J'ay cerché de sçavoir qu'est ce qui avoit réussy du dict conseil, et
aulcuns de ceulx, qui ne sont encores bien résoluz s'ilz debvoient
trouver le dict party bon ou mauvais, m'ont mandé que toutes les
parolles et démonstrations de la dicte Dame et des siens ne sont que
simulation, affin de pouvoir bientost tenir ung parlement là dessus,
et tirer de l'argent des subjectz, et se meintenir en quelque
réputation vers eulx et vers les princes estrangiers; et que pourtant
l'on ne se doibt haster d'en parler plus avant, jusques à ce que l'on y
voye quelque meilleur fondement; et que mesmes le comte de
Lestre s'estoit de nouveau faict proposer à sa Mestresse par aulcuns
des principaulx du conseil, qui avoit fort réfroydy le propos. D'aultres
m'ont mandé que la dicte Dame persévéroit, et à bon esciant, et
pour causes nécessaires, à se vouloir marier; et que, sur le
partement de milord Boucard, entendant les diverses opinions que
ceulx de son conseil avoient là dessus, elle les avoit assemblez pour
leur dire, la larme à l'œil, que, si nul mal venoit à elle, à sa couronne
et à ses subjectz, pour n'avoir espousé l'archiduc Charles, il debvoit
estre imputé à eulx et non à elle; qui aussi estoient cause que le Roy
d'Espaigne avoit esté offancé, et que le royaulme d'Escosse estoit en
armes contre le sien, et qu'il n'avoit tenu aussi à eulx que le Roy
n'eust esté beaucoup provoqué davantaige par leurs déportemens
en faveur de ceulx de la Rochelle, si elle ne les eust empeschez;
dont les prioit très toutz de luy ayder meintenant à rabiller toutz les
maulx par ung seul moyen, qui estoit de bien conduyre ce party de
Monsieur; et qu'elle tiendroit pour mauvais subject, et ennemy de ce
royaulme et très déloyal à son service, qui aulcunement le luy
traverseroit.
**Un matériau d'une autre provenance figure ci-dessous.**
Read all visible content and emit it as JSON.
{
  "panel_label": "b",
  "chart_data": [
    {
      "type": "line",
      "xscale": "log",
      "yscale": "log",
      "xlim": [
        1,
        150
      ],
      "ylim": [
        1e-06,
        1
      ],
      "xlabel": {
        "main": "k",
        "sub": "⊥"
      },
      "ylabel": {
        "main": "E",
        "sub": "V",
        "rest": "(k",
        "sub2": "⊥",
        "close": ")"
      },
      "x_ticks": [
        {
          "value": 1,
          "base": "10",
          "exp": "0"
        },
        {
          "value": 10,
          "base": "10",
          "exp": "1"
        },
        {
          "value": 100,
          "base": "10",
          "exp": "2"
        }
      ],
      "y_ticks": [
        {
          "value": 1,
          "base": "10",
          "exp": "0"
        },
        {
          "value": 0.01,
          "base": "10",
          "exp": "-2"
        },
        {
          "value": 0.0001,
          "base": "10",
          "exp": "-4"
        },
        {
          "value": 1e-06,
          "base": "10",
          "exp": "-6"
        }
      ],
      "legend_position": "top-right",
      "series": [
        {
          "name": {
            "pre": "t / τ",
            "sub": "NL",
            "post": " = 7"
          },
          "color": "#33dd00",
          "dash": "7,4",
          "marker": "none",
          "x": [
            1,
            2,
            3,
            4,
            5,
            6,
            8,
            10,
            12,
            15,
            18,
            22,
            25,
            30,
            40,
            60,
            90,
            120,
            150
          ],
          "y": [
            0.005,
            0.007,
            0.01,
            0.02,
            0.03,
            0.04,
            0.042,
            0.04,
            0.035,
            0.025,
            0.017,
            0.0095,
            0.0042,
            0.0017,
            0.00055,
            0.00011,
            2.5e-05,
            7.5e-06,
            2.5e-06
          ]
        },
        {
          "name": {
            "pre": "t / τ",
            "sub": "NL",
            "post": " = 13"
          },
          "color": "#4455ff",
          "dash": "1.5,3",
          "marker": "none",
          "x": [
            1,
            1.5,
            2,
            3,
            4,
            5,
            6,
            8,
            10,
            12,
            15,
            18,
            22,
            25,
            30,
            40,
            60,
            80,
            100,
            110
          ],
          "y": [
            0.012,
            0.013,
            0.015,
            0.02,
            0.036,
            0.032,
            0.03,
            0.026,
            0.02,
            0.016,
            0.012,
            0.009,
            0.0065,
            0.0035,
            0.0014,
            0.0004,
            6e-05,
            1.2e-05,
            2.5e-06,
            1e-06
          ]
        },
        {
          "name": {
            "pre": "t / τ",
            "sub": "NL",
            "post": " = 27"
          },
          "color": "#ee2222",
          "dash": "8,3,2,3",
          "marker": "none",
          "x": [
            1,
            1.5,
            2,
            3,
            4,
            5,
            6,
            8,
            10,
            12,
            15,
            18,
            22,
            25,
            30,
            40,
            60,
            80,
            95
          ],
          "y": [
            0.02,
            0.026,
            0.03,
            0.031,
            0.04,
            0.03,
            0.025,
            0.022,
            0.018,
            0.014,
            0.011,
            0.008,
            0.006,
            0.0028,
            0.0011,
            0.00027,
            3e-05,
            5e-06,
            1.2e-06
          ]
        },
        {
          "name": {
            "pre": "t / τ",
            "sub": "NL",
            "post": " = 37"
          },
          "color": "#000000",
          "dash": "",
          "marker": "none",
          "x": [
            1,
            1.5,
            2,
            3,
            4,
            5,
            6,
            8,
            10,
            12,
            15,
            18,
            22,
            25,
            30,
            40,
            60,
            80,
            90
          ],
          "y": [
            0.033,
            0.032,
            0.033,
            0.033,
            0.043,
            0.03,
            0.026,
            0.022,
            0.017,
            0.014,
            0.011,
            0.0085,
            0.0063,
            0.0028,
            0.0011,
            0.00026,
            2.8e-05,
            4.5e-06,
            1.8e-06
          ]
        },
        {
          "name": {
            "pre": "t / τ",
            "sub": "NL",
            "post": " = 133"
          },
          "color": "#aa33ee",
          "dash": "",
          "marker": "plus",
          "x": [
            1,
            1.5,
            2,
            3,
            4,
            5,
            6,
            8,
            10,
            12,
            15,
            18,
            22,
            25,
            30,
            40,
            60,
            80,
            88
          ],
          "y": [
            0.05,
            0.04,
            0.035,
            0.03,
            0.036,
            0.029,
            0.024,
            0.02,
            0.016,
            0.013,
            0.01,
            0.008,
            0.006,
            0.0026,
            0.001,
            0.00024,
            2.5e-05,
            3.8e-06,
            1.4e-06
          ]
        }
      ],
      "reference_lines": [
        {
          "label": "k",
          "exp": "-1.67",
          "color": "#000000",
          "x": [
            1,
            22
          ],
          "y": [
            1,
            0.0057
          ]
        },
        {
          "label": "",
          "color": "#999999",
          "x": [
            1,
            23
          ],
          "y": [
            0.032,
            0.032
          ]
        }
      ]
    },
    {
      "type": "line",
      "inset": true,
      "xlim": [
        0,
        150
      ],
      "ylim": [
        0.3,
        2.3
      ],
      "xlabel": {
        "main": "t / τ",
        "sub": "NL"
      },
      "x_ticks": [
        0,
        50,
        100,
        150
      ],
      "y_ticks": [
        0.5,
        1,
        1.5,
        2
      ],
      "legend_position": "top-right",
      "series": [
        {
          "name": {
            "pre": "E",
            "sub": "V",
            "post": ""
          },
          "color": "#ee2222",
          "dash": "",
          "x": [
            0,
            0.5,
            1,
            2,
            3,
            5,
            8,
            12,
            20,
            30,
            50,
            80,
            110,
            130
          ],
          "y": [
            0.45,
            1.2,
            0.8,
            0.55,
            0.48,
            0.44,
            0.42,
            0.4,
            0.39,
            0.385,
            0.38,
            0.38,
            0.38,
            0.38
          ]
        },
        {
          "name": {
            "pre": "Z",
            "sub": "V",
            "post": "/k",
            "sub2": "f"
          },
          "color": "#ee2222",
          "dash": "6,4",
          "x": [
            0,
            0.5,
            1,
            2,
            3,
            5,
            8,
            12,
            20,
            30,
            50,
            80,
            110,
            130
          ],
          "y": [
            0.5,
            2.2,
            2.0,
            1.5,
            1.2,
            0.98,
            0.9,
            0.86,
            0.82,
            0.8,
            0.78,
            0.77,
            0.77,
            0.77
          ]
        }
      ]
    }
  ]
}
Dont me vouloient bien asseurer que nulz, à présent,
n'y ozoient plus contradire.
Je n'ay layssé, pour cella, de tenir fort suspect le comte de Lestre, à
cause de l'adviz précédant, jusques à ce que luy mesmes, lundy
dernier, s'est convyé à dyner en mon logis avec le marquis de
Norampthon, le comte de Sussex, le comte de Betfort, milord
Chamberlan, et aultres seigneurs de ceste court, tout exprès pour
me venir compter comme les partisans d'Espaigne, qui craignent
infinyement le mariage de Monsieur, et aussi le secrétaire-Cecille qui
ne veult en façon du monde que sa Mestresse ayt ny luy, ny nul
aultre mary que soy mesmes, qui est roy plus qu'elle, l'avoient fort
instantment sollicitée de vouloir accepter le dict comte de Lestre
comme celluy qui seroit de très grande satisfaction à tout le
royaulme, et qu'elle mesmes l'avoit pryé de les en remercyer; mais il
luy avoit respondu que, quant le temps luy estoit bon, ils luy avoient
esté contraires, et meintenant que le temps ne luy servoit plus ilz
monstroient de luy ayder, et qu'ilz ne faisoient cella, ny comme bons
serviteurs d'elle, ny comme vrays amys à luy, ains pour interrompre
le propos de Monsieur; par ainsy, qu'elle l'excusât s'il ne leur en
sçavoit nul gré, ny leur en randoit nul mercys. Et a adjouxté qu'il
espéroit que les amys pourroient plus en cecy que les adversayres.
J'ay donné instruction, Madame, d'aulcunes aultres particullaritez là
dessus au Sr de Vassal, comme à ung gentilhomme, que je tiens fort
secrect et fidelle, qui vous en rendra bon compte; et sur ce, etc.